En revenant d'hosto (ha ha ha)
Dostoievski m'a toujours puissamment fait chier. Bien entendu on m'a longtemps fait comprendre (et on continue à le faire) que j'étais dans l'erreur, et que Fiodor était un de ces titans de la littérature devant lesquels l'unanimité tire ses feux d'artifices. On m'a mené face au marbre sur lequel est gravé l'acte de reconnaissance par l'Humanité de l'excellence absolue de Fiodor.
Tout cela ne m'a pas convaincu des masses énormément.
D'abord parce que Fiodor, il m'emmerde.
Ensuite parce que ses supporters frétillants ne m'émeuvent pas outre mesure par la justesse de leur goût ou simplement par la présence tout court d'un goût.
Fiodor, c'est un peu comme Mozart. Et je ressort un extrait de commentaire que m'a laissé quelqu'une qui en a (du goût) : [Mozart] La musique des gens qui ne comprennent pas la musique, de même que le bordeaux est toujours le choix des gens qui ne comprennent rien au vin. En résumé, l'admiration pour Fiodor ne vient trop souvent de ce que Fiodor est supposé être admirable.
Parce que Dosto, par exemple, il nous gratifie de longues, longues pages, des dizaine de, où ses protagonistes dissertent à n'en plus finir sur des sujets censemment profonds, mais qui sont autant de poncifs pompeux.

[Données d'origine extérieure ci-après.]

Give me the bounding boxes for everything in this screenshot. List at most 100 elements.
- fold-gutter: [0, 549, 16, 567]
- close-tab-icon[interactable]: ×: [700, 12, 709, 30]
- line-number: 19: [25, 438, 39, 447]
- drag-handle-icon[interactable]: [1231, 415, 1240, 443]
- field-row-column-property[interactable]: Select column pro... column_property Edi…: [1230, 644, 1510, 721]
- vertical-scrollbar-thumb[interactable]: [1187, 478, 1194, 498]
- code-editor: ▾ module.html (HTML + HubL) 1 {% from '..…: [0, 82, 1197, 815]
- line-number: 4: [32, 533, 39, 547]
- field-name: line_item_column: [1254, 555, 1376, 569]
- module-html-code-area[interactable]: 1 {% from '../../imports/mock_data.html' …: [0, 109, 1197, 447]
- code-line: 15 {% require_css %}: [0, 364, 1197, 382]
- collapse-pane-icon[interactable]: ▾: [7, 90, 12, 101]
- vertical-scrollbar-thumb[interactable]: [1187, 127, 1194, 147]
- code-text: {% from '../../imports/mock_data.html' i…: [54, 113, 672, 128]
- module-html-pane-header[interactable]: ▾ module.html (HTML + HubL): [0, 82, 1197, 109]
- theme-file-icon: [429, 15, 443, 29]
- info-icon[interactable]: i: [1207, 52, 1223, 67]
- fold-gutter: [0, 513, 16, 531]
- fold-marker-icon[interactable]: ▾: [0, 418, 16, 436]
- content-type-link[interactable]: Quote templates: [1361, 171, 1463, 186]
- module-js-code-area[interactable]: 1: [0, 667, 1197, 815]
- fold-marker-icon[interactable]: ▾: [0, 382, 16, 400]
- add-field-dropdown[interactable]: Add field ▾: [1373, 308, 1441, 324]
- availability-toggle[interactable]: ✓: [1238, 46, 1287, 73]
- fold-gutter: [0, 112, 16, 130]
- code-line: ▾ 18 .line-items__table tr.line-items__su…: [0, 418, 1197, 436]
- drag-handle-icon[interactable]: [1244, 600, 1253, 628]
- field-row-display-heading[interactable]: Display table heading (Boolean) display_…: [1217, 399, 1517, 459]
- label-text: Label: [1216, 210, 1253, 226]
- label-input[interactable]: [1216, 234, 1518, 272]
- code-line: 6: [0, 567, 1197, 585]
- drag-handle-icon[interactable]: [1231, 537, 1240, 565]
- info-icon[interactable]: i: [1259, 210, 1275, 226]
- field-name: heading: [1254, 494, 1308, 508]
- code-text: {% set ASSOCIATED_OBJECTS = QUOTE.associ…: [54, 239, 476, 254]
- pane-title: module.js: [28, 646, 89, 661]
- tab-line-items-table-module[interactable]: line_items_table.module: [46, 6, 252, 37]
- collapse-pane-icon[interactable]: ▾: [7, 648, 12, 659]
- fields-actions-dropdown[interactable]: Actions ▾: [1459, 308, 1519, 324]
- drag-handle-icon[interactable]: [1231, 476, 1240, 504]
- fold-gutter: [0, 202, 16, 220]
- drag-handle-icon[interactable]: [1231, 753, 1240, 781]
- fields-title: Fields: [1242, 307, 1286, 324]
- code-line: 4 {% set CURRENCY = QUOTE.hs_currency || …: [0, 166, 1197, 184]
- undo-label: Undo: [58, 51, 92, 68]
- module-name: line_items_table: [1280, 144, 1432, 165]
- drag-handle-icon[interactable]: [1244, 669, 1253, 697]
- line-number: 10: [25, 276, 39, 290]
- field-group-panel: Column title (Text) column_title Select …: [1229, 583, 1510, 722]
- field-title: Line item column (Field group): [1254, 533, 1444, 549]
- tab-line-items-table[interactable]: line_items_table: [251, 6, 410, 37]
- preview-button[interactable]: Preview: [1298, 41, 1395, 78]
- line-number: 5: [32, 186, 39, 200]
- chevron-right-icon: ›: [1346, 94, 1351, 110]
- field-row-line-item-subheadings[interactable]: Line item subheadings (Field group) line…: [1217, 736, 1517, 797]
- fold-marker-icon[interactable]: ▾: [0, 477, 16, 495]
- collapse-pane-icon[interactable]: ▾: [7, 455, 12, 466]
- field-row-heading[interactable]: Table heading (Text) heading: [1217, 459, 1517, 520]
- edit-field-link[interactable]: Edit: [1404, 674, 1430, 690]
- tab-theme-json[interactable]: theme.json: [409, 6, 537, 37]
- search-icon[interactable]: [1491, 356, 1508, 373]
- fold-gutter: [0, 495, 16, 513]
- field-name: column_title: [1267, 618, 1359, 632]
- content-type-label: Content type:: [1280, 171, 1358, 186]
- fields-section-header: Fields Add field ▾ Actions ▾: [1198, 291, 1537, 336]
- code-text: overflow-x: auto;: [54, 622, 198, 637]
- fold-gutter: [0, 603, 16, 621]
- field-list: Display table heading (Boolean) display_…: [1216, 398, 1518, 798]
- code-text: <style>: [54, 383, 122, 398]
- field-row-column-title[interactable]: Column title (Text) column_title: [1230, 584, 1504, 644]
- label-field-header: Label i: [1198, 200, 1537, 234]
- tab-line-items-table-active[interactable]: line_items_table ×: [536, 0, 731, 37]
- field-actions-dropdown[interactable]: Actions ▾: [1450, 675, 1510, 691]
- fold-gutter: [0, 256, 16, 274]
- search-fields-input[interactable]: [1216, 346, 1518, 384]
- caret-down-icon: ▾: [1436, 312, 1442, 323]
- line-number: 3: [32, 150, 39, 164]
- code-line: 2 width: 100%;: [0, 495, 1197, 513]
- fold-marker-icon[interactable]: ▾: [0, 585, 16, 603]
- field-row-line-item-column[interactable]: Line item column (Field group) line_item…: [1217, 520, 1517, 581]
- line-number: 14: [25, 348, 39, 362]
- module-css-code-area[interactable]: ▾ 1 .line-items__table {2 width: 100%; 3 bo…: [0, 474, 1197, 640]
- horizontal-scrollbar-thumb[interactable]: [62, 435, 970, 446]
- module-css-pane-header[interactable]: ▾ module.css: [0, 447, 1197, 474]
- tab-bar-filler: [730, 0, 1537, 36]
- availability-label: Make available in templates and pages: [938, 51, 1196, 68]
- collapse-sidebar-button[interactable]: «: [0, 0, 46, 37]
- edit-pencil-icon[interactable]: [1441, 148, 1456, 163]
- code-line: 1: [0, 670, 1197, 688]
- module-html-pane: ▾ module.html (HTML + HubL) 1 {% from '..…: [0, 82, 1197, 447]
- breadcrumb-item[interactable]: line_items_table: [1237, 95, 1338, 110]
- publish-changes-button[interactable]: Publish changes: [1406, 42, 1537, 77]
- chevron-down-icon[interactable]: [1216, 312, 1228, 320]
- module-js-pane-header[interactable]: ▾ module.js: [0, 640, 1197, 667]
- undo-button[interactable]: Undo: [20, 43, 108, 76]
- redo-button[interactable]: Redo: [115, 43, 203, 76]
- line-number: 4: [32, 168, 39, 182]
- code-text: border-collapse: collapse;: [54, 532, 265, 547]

Quand j'étais encore au lycée et que nous glandions en salle de permanence, attendant le prochain cours, il y avait toujours un élève, qualifié par les profs de terriblement mûr, et promis à un bel avenir de notable de province, pour, de la même façon, passer en revue tous les clichés immortels ; la vie, la mort, l'engagement, l'amour, la finitude, et autres yaourtières obligatoires. Dosto est d'une certaine manière l'auteur favori de tous les pions de sous-préfecture avec son acharnement à gloser sans conscience du ridicule, à explorer méticuleusement le catalogue des idées reçues.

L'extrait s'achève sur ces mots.